21. 04. 2021 Mirko Bez Log Management, NetEye, Unified Monitoring

Automatically Detecting Tornado Anomalies through its Logs

Tornado is an event-driven engine that substitutes the previous engine called Eventhandler. Its use in NetEye is becoming ubiquitous, and this is just the start! One of its main uses in the NetEye ecosystem is to trigger status changes within Icinga (this in turn will usually send emails to stakeholders). However, understanding exactly what is going on under the hoods is – currently – far from easy.

Indeed as of now, the only way to know if the execution of an action has failed is to open the log and check for errors of a specific kind. Further, there is currently no API endpoint to get internal statistics about queues and status. The development team is actively working to change this situation, but it will require some time to complete. While waiting for this development work to be delivered, we can (even right now!) use a complementary approach based on automatic detection of suspicious logs, and machine learning to understand Tornado’s behavioral baseline and to detect anomalies in behavior. For this we will make use of Kibana’s built-in Detection Rule and Machine Learning capabilities.

The Tornado Logs

Tornado and its collectors write in journalctl by default (as well as in /var/log/messages), but we can also configure a separate location. The format of the logs is simple:

Apr 08 09:35:46.831  INFO tornado_engine_matcher::config::fs: Loading filter from file: [/neteye/shared/tornado//conf////drafts//draft_001/config/filter.json]

We have the date (Apr 08 09:35:46.831), followed by the log level (INFO), then comes the Rust module, the function (tornado_engine_matcher::config::fs) and finally the actual message.

To ingest these logs according to the Elastic Common Schema (ECS), I wrote a Filebeat configuration file and an Elasticsearch pipeline to parse them. I set the Rust module in the tornado.module field, and also set the field event.module to tornado so that it is considered a module in Kibana. Finally, to distinguish the different executables, I also filled the event.dataset field with the values of the form tornado.<executable>, e.g., tornado.tornado, tornado.tornado_webhook_collector, tornado.tornado_icinga2_collector and so on.

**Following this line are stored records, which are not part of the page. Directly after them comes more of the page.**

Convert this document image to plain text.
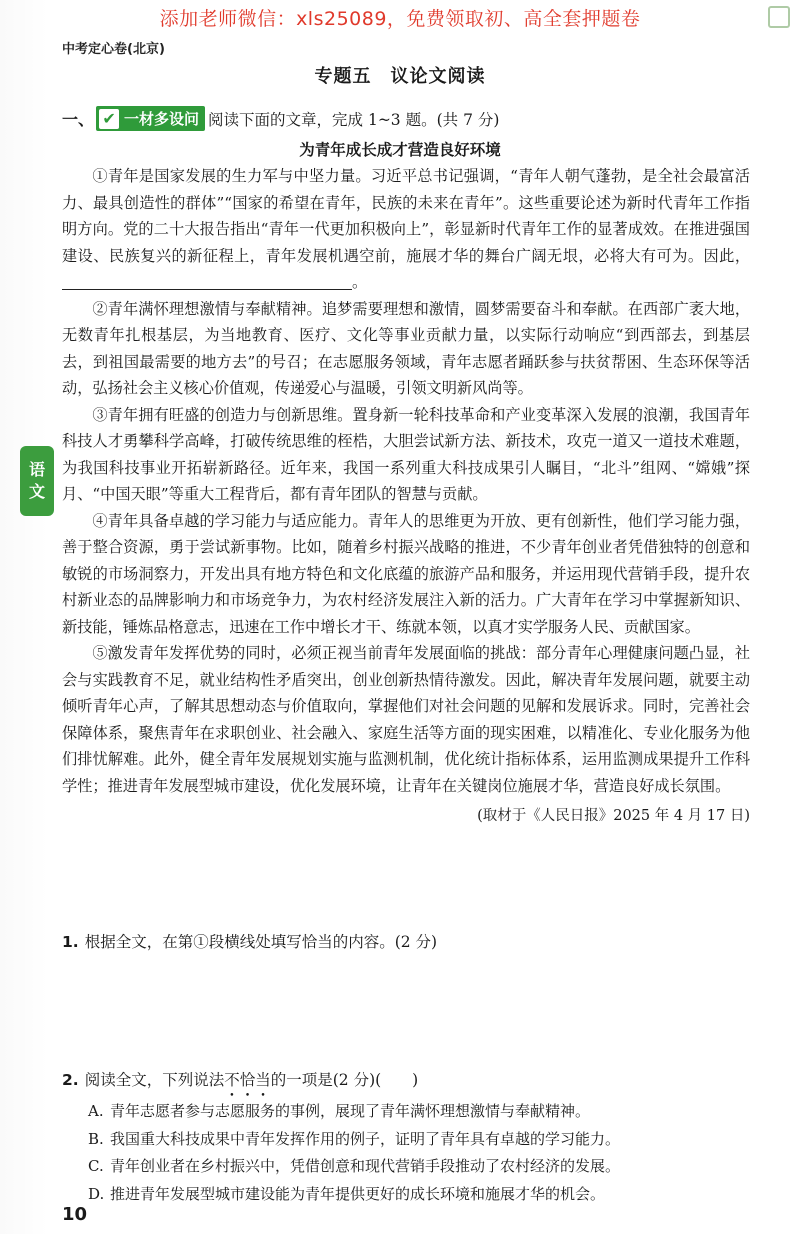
添加老师微信：xls25089，免费领取初、高全套押题卷
中考定心卷(北京)
专题五　议论文阅读
一、 ✔ 一材多设问 阅读下面的文章，完成 1~3 题。(共 7 分)
为青年成长成才营造良好环境

①青年是国家发展的生力军与中坚力量。习近平总书记强调，“青年人朝气蓬勃，是全社会最富活力、最具创造性的群体”“国家的希望在青年，民族的未来在青年”。这些重要论述为新时代青年工作指明方向。党的二十大报告指出“青年一代更加积极向上”，彰显新时代青年工作的显著成效。在推进强国建设、民族复兴的新征程上，青年发展机遇空前，施展才华的舞台广阔无垠，必将大有可为。因此，。

②青年满怀理想激情与奉献精神。追梦需要理想和激情，圆梦需要奋斗和奉献。在西部广袤大地，无数青年扎根基层，为当地教育、医疗、文化等事业贡献力量，以实际行动响应“到西部去，到基层去，到祖国最需要的地方去”的号召；在志愿服务领域，青年志愿者踊跃参与扶贫帮困、生态环保等活动，弘扬社会主义核心价值观，传递爱心与温暖，引领文明新风尚等。

③青年拥有旺盛的创造力与创新思维。置身新一轮科技革命和产业变革深入发展的浪潮，我国青年科技人才勇攀科学高峰，打破传统思维的桎梏，大胆尝试新方法、新技术，攻克一道又一道技术难题，为我国科技事业开拓崭新路径。近年来，我国一系列重大科技成果引人瞩目，“北斗”组网、“嫦娥”探月、“中国天眼”等重大工程背后，都有青年团队的智慧与贡献。

④青年具备卓越的学习能力与适应能力。青年人的思维更为开放、更有创新性，他们学习能力强，善于整合资源，勇于尝试新事物。比如，随着乡村振兴战略的推进，不少青年创业者凭借独特的创意和敏锐的市场洞察力，开发出具有地方特色和文化底蕴的旅游产品和服务，并运用现代营销手段，提升农村新业态的品牌影响力和市场竞争力，为农村经济发展注入新的活力。广大青年在学习中掌握新知识、新技能，锤炼品格意志，迅速在工作中增长才干、练就本领，以真才实学服务人民、贡献国家。

⑤激发青年发挥优势的同时，必须正视当前青年发展面临的挑战：部分青年心理健康问题凸显，社会与实践教育不足，就业结构性矛盾突出，创业创新热情待激发。因此，解决青年发展问题，就要主动倾听青年心声，了解其思想动态与价值取向，掌握他们对社会问题的见解和发展诉求。同时，完善社会保障体系，聚焦青年在求职创业、社会融入、家庭生活等方面的现实困难，以精准化、专业化服务为他们排忧解难。此外，健全青年发展规划实施与监测机制，优化统计指标体系，运用监测成果提升工作科学性；推进青年发展型城市建设，优化发展环境，让青年在关键岗位施展才华，营造良好成长氛围。

(取材于《人民日报》2025 年 4 月 17 日)
语
文
1. 根据全文，在第①段横线处填写恰当的内容。(2 分)
2. 阅读全文，下列说法不恰当的一项是(2 分)(　　)
A. 青年志愿者参与志愿服务的事例，展现了青年满怀理想激情与奉献精神。
B. 我国重大科技成果中青年发挥作用的例子，证明了青年具有卓越的学习能力。
C. 青年创业者在乡村振兴中，凭借创意和现代营销手段推动了农村经济的发展。
D. 推进青年发展型城市建设能为青年提供更好的成长环境和施展才华的机会。
10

The Kibana Logs Application

Once the logs are ingested we can view the logs of all Tornado executables, including those from satellites, in a central tool. The result will look similar to this:

You can also start the stream and see the logs of the different tornado executables live in a central tool. And since we added the fields tornado.module, event.module, event.dataset and host.name, you can select exactly which logs you want to show.

Inside the Logs Application, we can create a Machine Learning Job to automatically detect anomalous log entry rates categorized by the event.dataset field. To do so, we can open the Anomalies tab and use the wizard to create a job for the different Tornado datasets. The result for the tornado.tornado dataset might look like this:

Furthermore, we can even create a ML Job to categorize the different kind of logs inside a dataset. We can open the Categories tab and use the wizard to create a job. The result consists of a table with message_count and the category.

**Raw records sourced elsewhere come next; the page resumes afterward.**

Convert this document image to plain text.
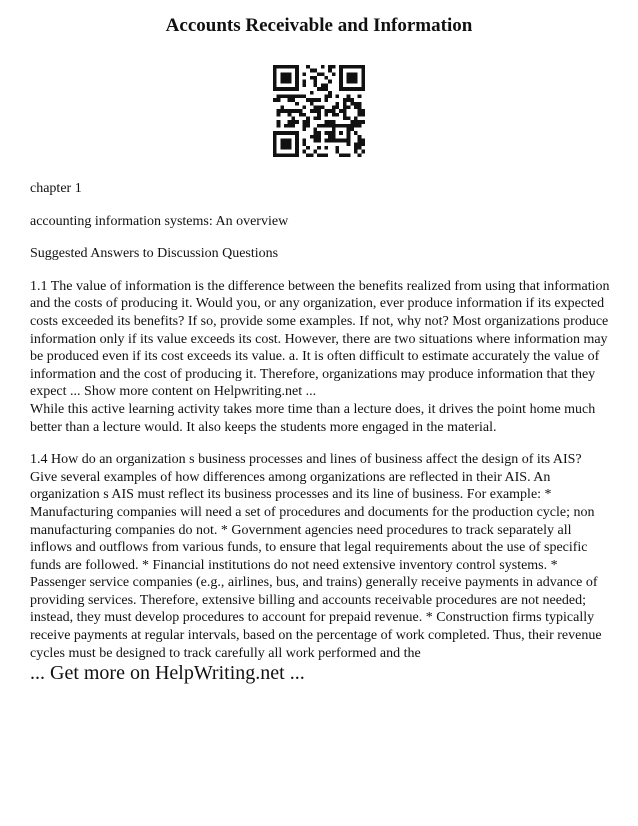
Accounts Receivable and Information

chapter 1

accounting information systems: An overview

Suggested Answers to Discussion Questions

1.1 The value of information is the difference between the benefits realized from using that information and the costs of producing it. Would you, or any organization, ever produce information if its expected costs exceeded its benefits? If so, provide some examples. If not, why not? Most organizations produce information only if its value exceeds its cost. However, there are two situations where information may be produced even if its cost exceeds its value. a. It is often difficult to estimate accurately the value of information and the cost of producing it. Therefore, organizations may produce information that they expect ... Show more content on Helpwriting.net ...

While this active learning activity takes more time than a lecture does, it drives the point home much better than a lecture would. It also keeps the students more engaged in the material.

1.4 How do an organization s business processes and lines of business affect the design of its AIS? Give several examples of how differences among organizations are reflected in their AIS. An organization s AIS must reflect its business processes and its line of business. For example: * Manufacturing companies will need a set of procedures and documents for the production cycle; non manufacturing companies do not. * Government agencies need procedures to track separately all inflows and outflows from various funds, to ensure that legal requirements about the use of specific funds are followed. * Financial institutions do not need extensive inventory control systems. * Passenger service companies (e.g., airlines, bus, and trains) generally receive payments in advance of providing services. Therefore, extensive billing and accounts receivable procedures are not needed; instead, they must develop procedures to account for prepaid revenue. * Construction firms typically receive payments at regular intervals, based on the percentage of work completed. Thus, their revenue cycles must be designed to track carefully all work performed and the

... Get more on HelpWriting.net ...
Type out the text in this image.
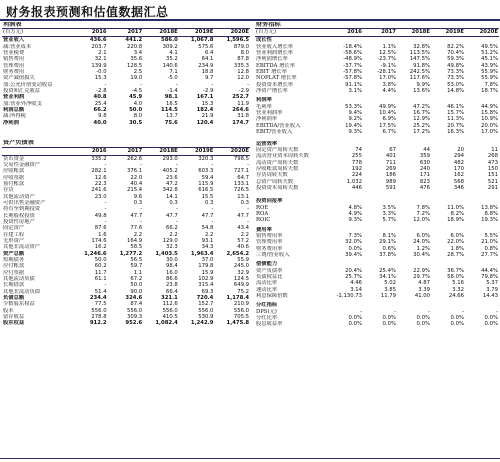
财务报表预测和估值数据汇总
利润表					
(百万元)	2016	2017	2018E	2019E	2020E
营业收入	436.6	441.2	586.0	1,067.8	1,596.5
减:营业成本	203.7	220.8	309.2	575.6	879.0
营业税费	2.1	3.4	4.1	6.4	8.0
销售费用	32.1	35.6	35.2	64.1	87.8
管理费用	139.9	128.5	140.6	234.9	335.3
财务费用	-0.0	2.5	7.1	18.8	12.8
资产减值损失	15.3	19.0	-5.0	9.7	12.0
加:公允价值变动收益	-	-	-	-	-
投资和汇兑收益	-2.8	-4.5	-1.4	-2.9	-2.9
营业利润	40.8	45.9	98.1	167.1	252.7
加:营业外净收支	25.4	4.0	16.5	15.3	11.9
利润总额	66.2	50.0	114.5	182.4	264.6
减:所得税	9.8	8.0	13.7	21.9	31.8
净利润	40.0	30.5	75.6	120.4	174.7
资产负债表					
	2016	2017	2018E	2019E	2020E
货币资金	335.2	262.6	293.0	320.3	798.5
交易性金融资产	-	-	-	-	-
应收帐款	282.1	376.1	405.2	603.3	727.1
应收票据	12.6	22.0	23.6	59.4	64.7
预付帐款	22.3	40.4	47.2	115.9	133.1
存货	241.6	215.4	342.8	616.5	726.5
其他流动资产	23.0	9.6	14.1	15.5	13.1
可供出售金融资产	-	0.3	0.3	0.3	0.3
持有至到期投资	-	-	-	-	-
长期股权投资	49.8	47.7	47.7	47.7	47.7
投资性房地产	-	-	-	-	-
固定资产	87.6	77.6	66.2	54.8	43.4
在建工程	1.6	2.2	2.2	2.2	2.2
无形资产	174.6	164.9	129.0	93.1	57.2
其他非流动资产	16.2	58.5	32.3	34.3	40.6
资产总额	1,246.6	1,277.2	1,403.5	1,963.4	2,654.2
短期债务	50.0	56.5	30.0	37.0	55.9
应付帐款	60.2	59.7	98.4	179.8	245.0
应付票据	11.7	1.1	16.0	15.9	32.9
其他流动负债	61.1	67.2	86.6	102.9	124.5
长期借款	-	50.0	23.8	315.4	649.9
其他非流动负债	51.4	90.0	66.4	69.3	75.2
负债总额	234.4	324.6	321.1	720.4	1,178.4
少数股东权益	77.5	87.4	112.6	152.7	210.9
股本	556.0	556.0	556.0	556.0	556.0
留存收益	278.8	309.3	410.5	530.9	705.5
股东权益	912.2	952.6	1,082.4	1,242.9	1,475.8
财务指标					
(百万元)	2016	2017	2018E	2019E	2020E
成长性					
营业收入增长率	-18.4%	1.1%	32.8%	82.2%	49.5%
营业利润增长率	-58.6%	12.5%	113.5%	70.4%	51.2%
净利润增长率	-48.9%	-23.7%	147.5%	59.3%	45.1%
EBITDA 增长率	-37.7%	-9.1%	91.8%	49.8%	43.9%
EBIT 增长率	-57.8%	-28.1%	242.5%	73.3%	55.9%
NOPLAT 增长率	-57.8%	17.0%	117.6%	73.3%	55.9%
投资资本增长率	91.1%	3.8%	9.9%	53.0%	7.8%
净资产增长率	3.1%	4.4%	13.6%	14.8%	18.7%

利润率					
毛利率	53.3%	49.9%	47.2%	46.1%	44.9%
营业利润率	9.4%	10.4%	16.7%	15.7%	15.8%
净利润率	9.2%	6.9%	12.9%	11.3%	10.9%
EBITDA/营业收入	19.4%	17.5%	25.2%	20.7%	20.0%
EBIT/营业收入	9.3%	6.7%	17.2%	16.3%	17.0%

运营效率					
固定资产周转天数	74	67	44	20	11
流动营业资本周转天数	255	401	359	294	268
流动资产周转天数	778	711	630	482	473
应收帐款周转天数	192	269	240	170	150
存货周转天数	224	186	171	162	151
总资产周转天数	1,032	989	823	568	521
投资资本周转天数	446	591	476	346	291

投资回报率					
ROE	4.8%	3.5%	7.8%	11.0%	13.8%
ROA	4.9%	3.3%	7.2%	8.2%	8.8%
ROIC	9.3%	5.7%	12.0%	18.9%	19.3%

费用率					
销售费用率	7.3%	8.1%	6.0%	6.0%	5.5%
管理费用率	32.0%	29.1%	24.0%	22.0%	21.0%
财务费用率	0.0%	0.6%	1.2%	1.8%	0.8%
三费/营业收入	39.4%	37.8%	30.4%	28.7%	27.7%

偿债能力					
资产负债率	20.4%	25.4%	22.9%	36.7%	44.4%
负债权益比	25.7%	34.1%	29.7%	58.0%	79.8%
流动比率	4.46	5.02	4.87	5.16	5.37
速动比率	3.14	3.85	3.39	3.32	3.79
利息保障倍数	-1,130.73	11.79	41.00	24.66	14.43

分红指标					
DPS(元)	-	-	-	-	-
分红比率	0.0%	0.0%	0.0%	0.0%	0.0%
股息收益率	0.0%	0.0%	0.0%	0.0%	0.0%
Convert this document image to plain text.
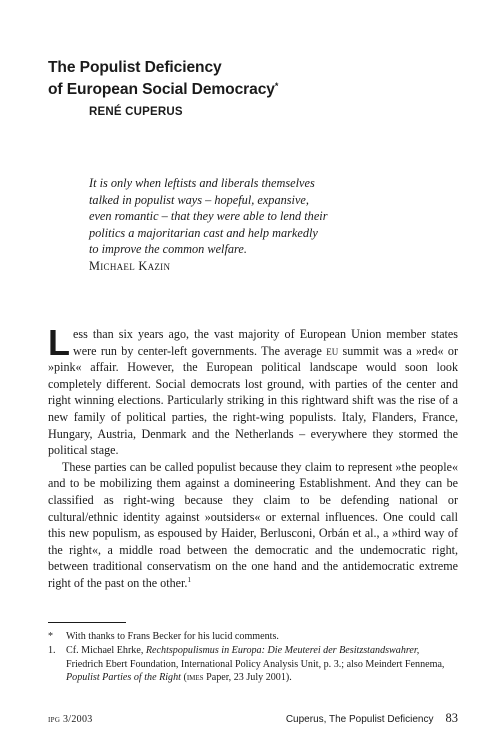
The Populist Deficiency
of European Social Democracy*
RENÉ CUPERUS
It is only when leftists and liberals themselves
talked in populist ways – hopeful, expansive,
even romantic – that they were able to lend their
politics a majoritarian cast and help markedly
to improve the common welfare.
Michael Kazin

Less than six years ago, the vast majority of European Union member states were run by center-left governments. The average eu summit was a »red« or »pink« affair. However, the European political landscape would soon look completely different. Social democrats lost ground, with parties of the center and right winning elections. Particularly striking in this rightward shift was the rise of a new family of political parties, the right-wing populists. Italy, Flanders, France, Hungary, Austria, Denmark and the Netherlands – everywhere they stormed the political stage.

These parties can be called populist because they claim to represent »the people« and to be mobilizing them against a domineering Establishment. And they can be classified as right-wing because they claim to be defending national or cultural/ethnic identity against »outsiders« or external influences. One could call this new populism, as espoused by Haider, Berlusconi, Orbán et al., a »third way of the right«, a middle road between the democratic and the undemocratic right, between traditional conservatism on the one hand and the antidemocratic extreme right of the past on the other.$^1$

* With thanks to Frans Becker for his lucid comments.
1. Cf. Michael Ehrke, Rechtspopulismus in Europa: Die Meuterei der Besitzstandswahrer, Friedrich Ebert Foundation, International Policy Analysis Unit, p. 3.; also Meindert Fennema, Populist Parties of the Right (imes Paper, 23 July 2001).
ipg 3/2003	Cuperus, The Populist Deficiency 83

By clicking on the dropdown menu we get examples for the various categories. The identified anomalies can be sent as notifications through detection rules or the Kibana alerting mechanism. In this section we only analyzed the log rate, but what about actual errors during execution?

Detection Rules

Having ingested the logs, the possibility of streaming them and identifing anomalies in the log-rate is a big deal, but can we do even more? Well, yes: we can exploit Detection Rules to detect issues in Tornado execution. We could for example generate an alarm for each message from Tornado Core based on its “error” log level:

event.dataset: "tornado.tornado" and log.level: "tornado"

This rule is quite generic and thus could produce many false positives. We can go a step further and refine the rule to detect particular actions. In the following subsection I cover a particular concrete use case.

Use-Case: Detecting Failed Actions

In Tornado the last step in the processing of events is the execution of actions, e.g., changing an object’s status in IcingaWeb, indexing Elasticsearch documents, and so on. If an action fails, Tornado will try to perform the action again according to its RetryPolicy. Each failed attempt produces a log entry similar to this one:

Apr 20 16:30:36.897 ERROR tornado_engine::executor: ExecutorActor - Icinga2Executor - Failed to execute action: ActionExecutionError: [Icinga2Executor - Icinga2 API returned an error. Response status: 404 Not Found. Response body: {"error":404.0,"status":"Action 'test' does not exist."}], can_retry: true, code: None

but when there are no attempts left, a warning message is produced. For example:

Apr 20 16:30:36.898  WARN tornado_engine::executor::retry: The failed message will not be retried any more in respect of the current RetryPolicy. Failed attempts: 4. Message: ActionMessage { action: Action { id: "icinga2", payload: {"icinga2_action_name": Text("test"), "icinga2_action_payload": Null} } }

I think that in this case it’s better to detect when an action failed after the configured number of retries, because it indicates a more significant problem. Indeed, failures with only a single attempt may be caused by temporary problems. So we could write a rule like this:

event.dataset: "tornado.tornado" and tornado.module: "tornado_engine::executor::retry" and log.level: "warn" and message: "will not be retried any more"

Final Considerations

Log Level

Increasing the log level beyond info (e.g., debug or even trace) will allow us to construct a more precise model on the “expected behavior” of Tornado and the data it collects, but the cost will be a massive increase in the space used. Thus it’s necessary to find a tradeoff between precision and storage costs. Fortunately, in the latest releases of Tornado it’s possible to choose the log level for each library, thus increasing the granularity.

Alerting Mechanism

Once the detection rules find matches, we can send alarms to the relevant stakeholders. Usually, for raising alarms we would leverage Tornado, but in this case we cannot use Tornado (at least) exclusively, because we want to find issues related to Tornado itself. In other words, the problem can be summarized as “Who watches the watchers?”.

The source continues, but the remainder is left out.